Hosted on AWS, Vaultastic enterprise vault leverages its certified security framework for securing the infrastructure resources, to ensure you have the most secure vault.
Geographical Region: The deployment of your Vaultastic domain is on the AWS data centers either in the APAC region (Singapore) or you can choose to deploy it at the Mumbai AWS data center.
VPC/WAF: Access to Compute resources, Storage and Applications is only through a Private network using the Network firewalls built into Amazon VPC, and web application firewall capabilities in AWS WAF, adding to Vaultastic’s credentials as the most secure email archiving service.
IAM (Identity and Access management): Provides secure access to operational teams to manage the resource groups.
Hardening: By using best practices for securing the OS in the enterprise vault services, the servers are hardened during deployment, to reduce risks that arise from having a larger surface of vulnerability i.e. a server doing more than it is supposed to do.
Data Storage: The Vaultastic Security framework deploys a tiered data store or a multi storage vault, with strong Encryption, Access Control and Virtual Separation on the information to allow only authorized apps to access relevant data. Infrastructure and support staff have no access to the data.
Data Durability: With the help of AWS storage services, customers are guaranteed 99.99999999999% durability of data. AWS durability is widely known, and forms a cornerstone of Vaultastic’s services.
Tamper Proof: Access to the data archived is from a read-only Self-service portal eliminating the chance of malicious or accidental deletion of mail from the Enterprise email security server.
Authorisation: The Access Control module hardens the Vaultastic services to limit Access to only the required services from trusted networks. Administrators can control the access to individual Vaultastic accounts.
Authentication: Users are required to securely authenticate before they can use any service.
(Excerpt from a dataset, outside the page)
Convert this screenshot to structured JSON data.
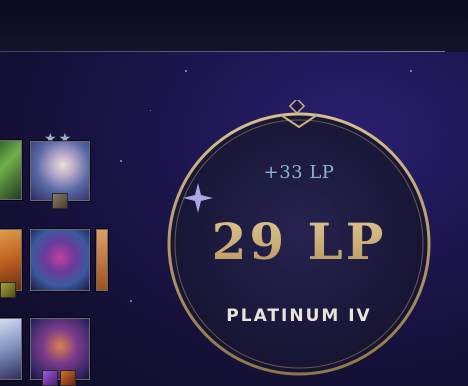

Strong Password Policies control the authentication, which include minimum length, complexity, history, age etc.
Account Lockout: This capability further protects services from DDOS attempts. Multiple invalid attempts can result in an automatic account lockout which only an administrator can re-open.
Encrypted Network traffic: Encrypting the client-server and server to server communication over TLS, eliminates the risk of sniffing and tapping. Essentially all connections to and from the servers occur over SSL.
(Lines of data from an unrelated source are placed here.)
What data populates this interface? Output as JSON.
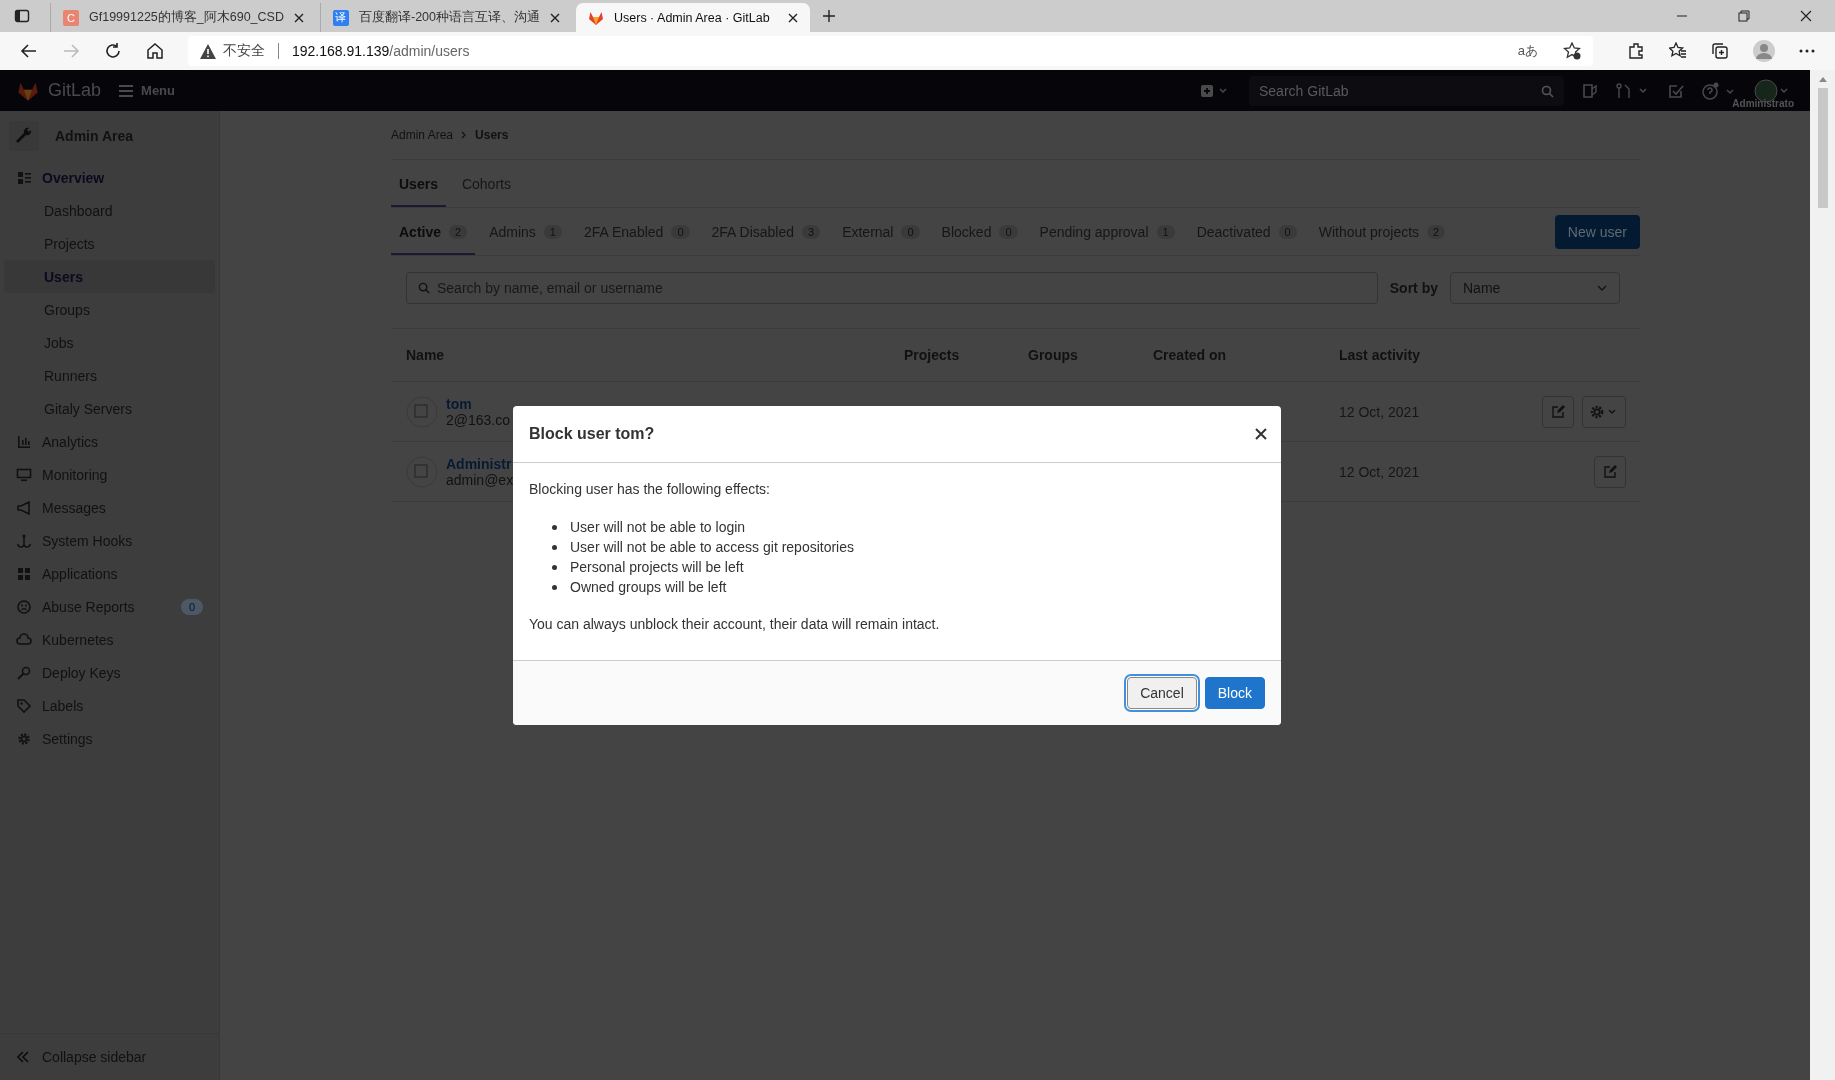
{
  "browser": {
    "tabs": [
      {
        "title": "Gf19991225的博客_阿木690_CSD",
        "selected": false,
        "favicon": "C",
        "color": "#e8846f"
      },
      {
        "title": "百度翻译-200种语言互译、沟通",
        "selected": false,
        "favicon": "译",
        "color": "#2e7ff0"
      },
      {
        "title": "Users · Admin Area · GitLab",
        "selected": true
      }
    ],
    "address": {
      "warning": "不安全",
      "host": "192.168.91.139",
      "path": "/admin/users"
    },
    "translate": "aあ"
  },
  "header": {
    "logo": "GitLab",
    "menu": "Menu",
    "search_placeholder": "Search GitLab",
    "user": "Administrato"
  },
  "sidebar": {
    "title": "Admin Area",
    "items": [
      {
        "label": "Overview",
        "expanded": true,
        "children": [
          {
            "label": "Dashboard",
            "selected": false
          },
          {
            "label": "Projects",
            "selected": false
          },
          {
            "label": "Users",
            "selected": true
          },
          {
            "label": "Groups",
            "selected": false
          },
          {
            "label": "Jobs",
            "selected": false
          },
          {
            "label": "Runners",
            "selected": false
          },
          {
            "label": "Gitaly Servers",
            "selected": false
          }
        ]
      },
      {
        "label": "Analytics"
      },
      {
        "label": "Monitoring"
      },
      {
        "label": "Messages"
      },
      {
        "label": "System Hooks"
      },
      {
        "label": "Applications"
      },
      {
        "label": "Abuse Reports",
        "badge": "0"
      },
      {
        "label": "Kubernetes"
      },
      {
        "label": "Deploy Keys"
      },
      {
        "label": "Labels"
      },
      {
        "label": "Settings"
      }
    ],
    "collapse": "Collapse sidebar"
  },
  "breadcrumb": [
    "Admin Area",
    "Users"
  ],
  "tabs": [
    {
      "label": "Users",
      "selected": true
    },
    {
      "label": "Cohorts",
      "selected": false
    }
  ],
  "filters": [
    {
      "label": "Active",
      "count": "2",
      "selected": true
    },
    {
      "label": "Admins",
      "count": "1",
      "selected": false
    },
    {
      "label": "2FA Enabled",
      "count": "0",
      "selected": false
    },
    {
      "label": "2FA Disabled",
      "count": "3",
      "selected": false
    },
    {
      "label": "External",
      "count": "0",
      "selected": false
    },
    {
      "label": "Blocked",
      "count": "0",
      "selected": false
    },
    {
      "label": "Pending approval",
      "count": "1",
      "selected": false
    },
    {
      "label": "Deactivated",
      "count": "0",
      "selected": false
    },
    {
      "label": "Without projects",
      "count": "2",
      "selected": false
    }
  ],
  "new_user": "New user",
  "search": {
    "placeholder": "Search by name, email or username"
  },
  "sort": {
    "label": "Sort by",
    "value": "Name"
  },
  "table": {
    "columns": [
      "Name",
      "Projects",
      "Groups",
      "Created on",
      "Last activity"
    ],
    "rows": [
      {
        "name": "tom",
        "email": "2@163.co",
        "last_activity": "12 Oct, 2021",
        "settings_menu": true
      },
      {
        "name": "Administr",
        "email": "admin@ex",
        "last_activity": "12 Oct, 2021",
        "settings_menu": false
      }
    ]
  },
  "modal": {
    "title": "Block user tom?",
    "intro": "Blocking user has the following effects:",
    "effects": [
      "User will not be able to login",
      "User will not be able to access git repositories",
      "Personal projects will be left",
      "Owned groups will be left"
    ],
    "note": "You can always unblock their account, their data will remain intact.",
    "buttons": [
      {
        "label": "Cancel",
        "kind": "secondary",
        "focused": true
      },
      {
        "label": "Block",
        "kind": "primary",
        "focused": false
      }
    ]
  }
}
Self Service portal: Access to the data archived in Vaultastic is from a read-only Self service portal eliminating the chance of malicious or accidental deletion of mail. Further application controls can limit the access by disabling operations such as export, mailing etc.
Policy control: Vaultastic controls Mail traffic, Information theft and Resource overuse by deploying extensive and granular mail flow policies. It has come under observation that a lot of security threats come from an unharnessed system. This allows all and sundry to send any kind of mail to anybody (internal or external).
DDOS attack control: Vaultastic enterprise vault also comes equipped with an Attack Control mechanism to Detect and Control Internal Spam/DOS attacks. Vaultastic deploys throttling and flow rate control mechanisms to disable such attacks before they bring down the system.
Role based administration access: The administration console via the GUI is secured with role based access.
Audit logs: Audit logs are available on demand to track administrator and end user activity on the Vaultastic domains.